The fellows are Claudia Herrera, research assistant professor in the School of Public Health and Tropical Medicine; Kevin Gotham, professor of sociology in the School of Liberal Arts and associate dean of graduate programs, grants and research; and Richard Campanella, senior professor of practice in the School of Architecture.
Fellows are chosen by application and are selected based on intellectual merit, potential for funding, and interdisciplinary methodology and/or theoretical framework. The recipients will use funds for preliminary data collection and refining methodologies in order to prepare and submit proposals to grant funding.
“These are exactly the kinds of interdisciplinary efforts that are necessary to shape more resilient and productive communities and ecosystems in places like coastal Louisiana.”
Mark Davis, ByWater Institute director
The first of the two fellowships went to Herrera’s team, which includes colleagues from the departments of mathematics, ecology and evolutionary biology, and tropical medicine. They are conducting a pilot study that will result in a proposal to the National Institutes of Health (NIH). Their work focuses on Chagas disease, a major public health concern in the United States and much of Central and South America that is caused by the protozoa Trypanosoma cruzi. They will collect preliminary data in Louisiana on the diversity of T. cruzi, which live in insect vectors and mammalian hosts.
This data will allow the team to model the relative risk of human infection based on transmission dynamics among animal hosts, vectors and local environmental conditions, providing key insight into Louisiana residents’ risk of contracting the disease.
The second fellowship was awarded to both Gotham and Campanella in support of a grant proposal to be submitted to the National Science Foundation. The proposed two-year project will focus on the determinants of business owner support for coastal resilience measures.
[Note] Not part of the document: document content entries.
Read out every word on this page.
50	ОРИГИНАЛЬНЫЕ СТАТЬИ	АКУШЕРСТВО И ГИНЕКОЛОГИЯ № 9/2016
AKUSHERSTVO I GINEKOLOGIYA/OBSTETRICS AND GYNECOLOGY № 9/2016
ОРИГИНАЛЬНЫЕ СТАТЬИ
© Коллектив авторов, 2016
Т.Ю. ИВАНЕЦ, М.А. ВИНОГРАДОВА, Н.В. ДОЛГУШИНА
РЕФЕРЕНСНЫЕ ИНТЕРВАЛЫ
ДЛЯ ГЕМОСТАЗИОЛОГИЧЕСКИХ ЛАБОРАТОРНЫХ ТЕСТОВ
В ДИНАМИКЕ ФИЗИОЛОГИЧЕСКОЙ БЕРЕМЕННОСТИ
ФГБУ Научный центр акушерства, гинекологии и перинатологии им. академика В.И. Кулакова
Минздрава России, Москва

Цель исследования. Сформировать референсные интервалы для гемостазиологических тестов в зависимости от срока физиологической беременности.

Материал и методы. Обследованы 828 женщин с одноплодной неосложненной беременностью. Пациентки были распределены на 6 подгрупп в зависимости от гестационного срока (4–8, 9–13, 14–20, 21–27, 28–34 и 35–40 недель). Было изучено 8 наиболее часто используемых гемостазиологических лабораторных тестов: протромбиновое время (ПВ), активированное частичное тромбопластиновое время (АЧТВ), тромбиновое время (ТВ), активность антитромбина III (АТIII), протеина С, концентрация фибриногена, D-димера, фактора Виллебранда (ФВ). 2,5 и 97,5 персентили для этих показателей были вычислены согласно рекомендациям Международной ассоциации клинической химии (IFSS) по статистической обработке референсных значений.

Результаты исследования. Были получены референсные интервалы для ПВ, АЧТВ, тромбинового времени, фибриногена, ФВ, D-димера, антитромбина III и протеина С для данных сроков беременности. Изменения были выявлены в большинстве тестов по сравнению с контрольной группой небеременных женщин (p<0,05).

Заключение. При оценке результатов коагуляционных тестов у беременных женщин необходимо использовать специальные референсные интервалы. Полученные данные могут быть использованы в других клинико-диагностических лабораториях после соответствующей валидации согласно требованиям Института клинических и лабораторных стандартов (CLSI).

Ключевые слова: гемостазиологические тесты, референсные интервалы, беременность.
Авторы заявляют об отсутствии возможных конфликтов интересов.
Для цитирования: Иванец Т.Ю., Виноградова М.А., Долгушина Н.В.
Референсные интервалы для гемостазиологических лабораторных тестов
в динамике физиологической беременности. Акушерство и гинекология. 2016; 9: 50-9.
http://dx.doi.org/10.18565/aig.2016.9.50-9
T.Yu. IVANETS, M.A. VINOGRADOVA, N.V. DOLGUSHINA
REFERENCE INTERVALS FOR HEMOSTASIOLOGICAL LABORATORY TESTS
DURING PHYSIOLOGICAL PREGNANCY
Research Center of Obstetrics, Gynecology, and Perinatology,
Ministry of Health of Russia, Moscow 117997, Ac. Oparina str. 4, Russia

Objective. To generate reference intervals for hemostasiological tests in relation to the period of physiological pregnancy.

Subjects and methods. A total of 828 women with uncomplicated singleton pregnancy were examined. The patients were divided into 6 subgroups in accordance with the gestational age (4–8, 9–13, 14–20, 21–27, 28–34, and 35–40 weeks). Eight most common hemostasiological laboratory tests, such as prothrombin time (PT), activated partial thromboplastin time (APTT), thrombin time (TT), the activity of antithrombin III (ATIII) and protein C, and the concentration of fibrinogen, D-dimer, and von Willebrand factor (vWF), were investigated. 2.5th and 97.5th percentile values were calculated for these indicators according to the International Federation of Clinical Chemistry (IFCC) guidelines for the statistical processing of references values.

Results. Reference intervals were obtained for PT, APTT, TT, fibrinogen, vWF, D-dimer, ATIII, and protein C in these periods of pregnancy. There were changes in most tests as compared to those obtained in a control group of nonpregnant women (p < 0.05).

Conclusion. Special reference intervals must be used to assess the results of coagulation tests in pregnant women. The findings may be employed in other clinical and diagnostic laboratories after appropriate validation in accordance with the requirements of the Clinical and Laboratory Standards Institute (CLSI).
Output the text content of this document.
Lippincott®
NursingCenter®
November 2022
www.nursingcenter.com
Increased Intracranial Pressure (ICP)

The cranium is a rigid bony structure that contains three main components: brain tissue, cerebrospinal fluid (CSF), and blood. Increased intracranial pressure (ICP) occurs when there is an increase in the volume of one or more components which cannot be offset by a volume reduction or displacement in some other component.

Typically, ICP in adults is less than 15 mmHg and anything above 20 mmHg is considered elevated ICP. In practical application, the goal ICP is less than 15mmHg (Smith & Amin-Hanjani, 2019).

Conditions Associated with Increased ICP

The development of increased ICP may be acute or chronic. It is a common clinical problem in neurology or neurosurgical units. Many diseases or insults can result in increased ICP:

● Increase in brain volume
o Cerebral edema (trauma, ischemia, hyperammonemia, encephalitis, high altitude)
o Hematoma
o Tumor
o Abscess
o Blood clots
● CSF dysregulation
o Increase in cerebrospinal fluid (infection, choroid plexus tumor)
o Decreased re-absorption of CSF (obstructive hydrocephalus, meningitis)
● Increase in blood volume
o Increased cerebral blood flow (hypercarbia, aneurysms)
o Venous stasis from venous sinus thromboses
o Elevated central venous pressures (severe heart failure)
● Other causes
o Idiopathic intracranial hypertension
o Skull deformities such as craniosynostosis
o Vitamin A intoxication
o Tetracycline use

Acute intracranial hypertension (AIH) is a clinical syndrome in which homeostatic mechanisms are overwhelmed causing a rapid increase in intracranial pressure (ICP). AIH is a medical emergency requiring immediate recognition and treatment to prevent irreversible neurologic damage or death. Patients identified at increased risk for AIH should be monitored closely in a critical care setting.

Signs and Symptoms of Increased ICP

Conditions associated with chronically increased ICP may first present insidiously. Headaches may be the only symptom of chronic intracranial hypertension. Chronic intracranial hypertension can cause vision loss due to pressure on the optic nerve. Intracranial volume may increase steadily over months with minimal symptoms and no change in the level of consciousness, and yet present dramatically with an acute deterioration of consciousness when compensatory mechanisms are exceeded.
The project aims to understand how local business owners perceive environmental risk and how they make decisions regarding hurricane and flooding threats.
With the help of this fellowship, Gotham and Campanella will study how these business owners engage with coastal restoration, mitigation and resiliency strategies by utilizing an interdisciplinary methodology.
“These research proposals demonstrate the broad scope of science collaborations at Tulane, and the ByWater Institute is glad to encourage and support them,” said Mark Davis, director of the ByWater Institute. “These are exactly the kinds of interdisciplinary efforts that are necessary to shape more resilient and productive communities and ecosystems in places like coastal Louisiana.”
Requests for proposals for ByWater Institute Faculty Fellowships are accepted on a rolling basis.